Ler Ana Almeida é traumático na medida em que nos choca com a realidade de que há pessoas iguais a nós que não compartilham do mesmo sentimento de igualdade entre todos. Uma pressuposição basilar, poderiam supor os entusiastas. Entretanto, a leitura superficial é mais comum do que gostaríamos. Ela é também apresentada citando-se Brás Cubas: “Não tinha outra filosofia.

Nem eu. Não digo que a universidade me não tivesse ensinado alguma, mas eu decorei-lhe só as fórmulas, o vocabulário, o esqueleto. Trateia-a como tratei o latim; embolsei três versos de Virgílio, dous de Horácio, uma dúzia de locuções morais e políticas, para as despesas da conversação. Tratei-os como tratei a história e a jurisprudência. Colhi de todas as cousas a fraseologia, a casca, a ornamentação” (ASSIS, 1997, p. 50 apud ALMEIDA, 2017, p. 879).

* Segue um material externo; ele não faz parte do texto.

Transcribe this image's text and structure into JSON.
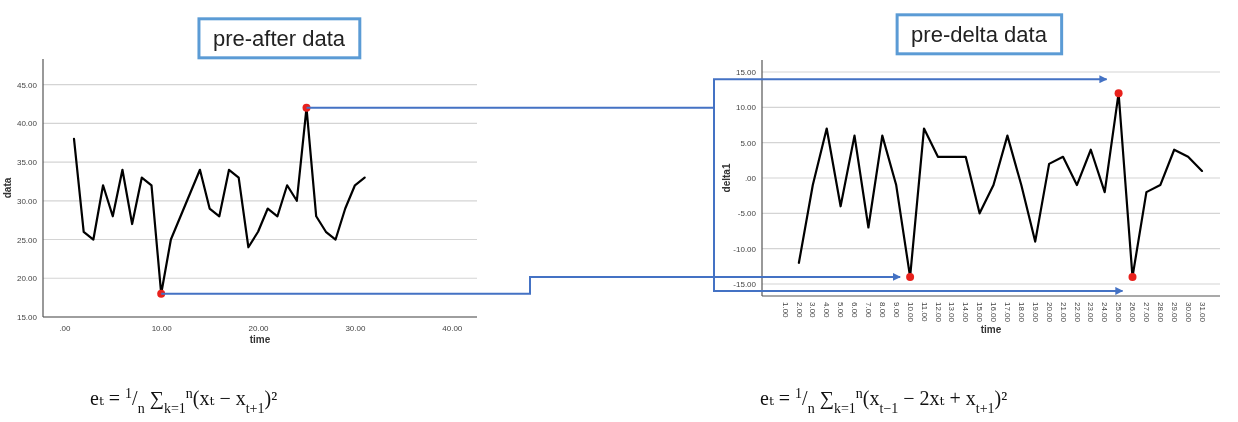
{
  "chart_data": [
    {
      "type": "line",
      "title": "pre-after data",
      "xlabel": "time",
      "ylabel": "data",
      "x": [
        1,
        2,
        3,
        4,
        5,
        6,
        7,
        8,
        9,
        10,
        11,
        12,
        13,
        14,
        15,
        16,
        17,
        18,
        19,
        20,
        21,
        22,
        23,
        24,
        25,
        26,
        27,
        28,
        29,
        30,
        31
      ],
      "series": [
        {
          "color": "#000000",
          "values": [
            38,
            26,
            25,
            32,
            28,
            34,
            27,
            33,
            32,
            18,
            25,
            28,
            31,
            34,
            29,
            28,
            34,
            33,
            24,
            26,
            29,
            28,
            32,
            30,
            42,
            28,
            26,
            25,
            29,
            32,
            33
          ]
        },
        {
          "type": "scatter",
          "color": "#e8211c",
          "x": [
            10,
            25
          ],
          "values": [
            18,
            42
          ]
        }
      ],
      "xlim": [
        -2.2,
        42.6
      ],
      "ylim": [
        15,
        48.3
      ],
      "xticks": [
        {
          "value": 0,
          "label": ".00"
        },
        {
          "value": 10,
          "label": "10.00"
        },
        {
          "value": 20,
          "label": "20.00"
        },
        {
          "value": 30,
          "label": "30.00"
        },
        {
          "value": 40,
          "label": "40.00"
        }
      ],
      "yticks": [
        {
          "value": 15,
          "label": "15.00"
        },
        {
          "value": 20,
          "label": "20.00"
        },
        {
          "value": 25,
          "label": "25.00"
        },
        {
          "value": 30,
          "label": "30.00"
        },
        {
          "value": 35,
          "label": "35.00"
        },
        {
          "value": 40,
          "label": "40.00"
        },
        {
          "value": 45,
          "label": "45.00"
        }
      ],
      "grid": "y",
      "annotations": [
        "eₜ = $^{1}$/$_{n}$ ∑$_{k=1}$$^{n}$(xₜ − x$_{t+1}$)²"
      ]
    },
    {
      "type": "line",
      "title": "pre-delta data",
      "xlabel": "time",
      "ylabel": "delta1",
      "categories": [
        "1.00",
        "2.00",
        "3.00",
        "4.00",
        "5.00",
        "6.00",
        "7.00",
        "8.00",
        "9.00",
        "10.00",
        "11.00",
        "12.00",
        "13.00",
        "14.00",
        "15.00",
        "16.00",
        "17.00",
        "18.00",
        "19.00",
        "20.00",
        "21.00",
        "22.00",
        "23.00",
        "24.00",
        "25.00",
        "26.00",
        "27.00",
        "28.00",
        "29.00",
        "30.00",
        "31.00"
      ],
      "series": [
        {
          "color": "#000000",
          "values": [
            null,
            -12,
            -1,
            7,
            -4,
            6,
            -7,
            6,
            -1,
            -14,
            7,
            3,
            3,
            3,
            -5,
            -1,
            6,
            -1,
            -9,
            2,
            3,
            -1,
            4,
            -2,
            12,
            -14,
            -2,
            -1,
            4,
            3,
            1
          ]
        },
        {
          "type": "scatter",
          "color": "#e8211c",
          "x": [
            "10.00",
            "25.00",
            "26.00"
          ],
          "values": [
            -14,
            12,
            -14
          ]
        }
      ],
      "ylim": [
        -16.7,
        16.7
      ],
      "yticks": [
        {
          "value": -15,
          "label": "-15.00"
        },
        {
          "value": -10,
          "label": "-10.00"
        },
        {
          "value": -5,
          "label": "-5.00"
        },
        {
          "value": 0,
          "label": ".00"
        },
        {
          "value": 5,
          "label": "5.00"
        },
        {
          "value": 10,
          "label": "10.00"
        },
        {
          "value": 15,
          "label": "15.00"
        }
      ],
      "grid": "y",
      "annotations": [
        "eₜ = $^{1}$/$_{n}$ ∑$_{k=1}$$^{n}$(x$_{t−1}$ − 2xₜ + x$_{t+1}$)²"
      ]
    }
  ]
}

Opostamente à casca e à ornamentação está o conteúdo, a essência, que não é acessado senão através da forma. A leitura associativa, portanto, extrapola a forma, a repetição acrítica, trazendo à consciência o significado de cada palavra em determinado contexto, problematizando-o. Posto em outros termos, a leitura associativa abre a mente: possibilita leituras cada vez mais amplas. Esse é o exercício de “ler bem”. Conquanto não haja leituras “certas”, uma vez que várias associações são possíveis, a “boa leitura” faz algo mais do que meramente receber palavras concatenadas e repeti-las. 

Talvez resida aí o grande paradoxo da leitura associativa: nos pune com a consciência da pobreza existencial no mundo, uma leitura reflexiva e crítica, mas ao mesmo tempo sentimo-nos reforçados para ler mais, motivados por uma esperança estranha que nos toma e da qual retiramos o prazer que a leitura, imediatamente, não nos deu. É o sentimento com o qual nos brinda Ernesto Sabato, autor argentino, na obra La Resistencia: “tengo una esperanza demencial, ligada, paradójicamente, a nuestra actual pobreza existencial, y al deseo, que descubro en muchas miradas, de que algo grande pueda consagrarnos a cuidar afanosamente la tierra en la que vivimos” (SABATO, 2007, p. 35).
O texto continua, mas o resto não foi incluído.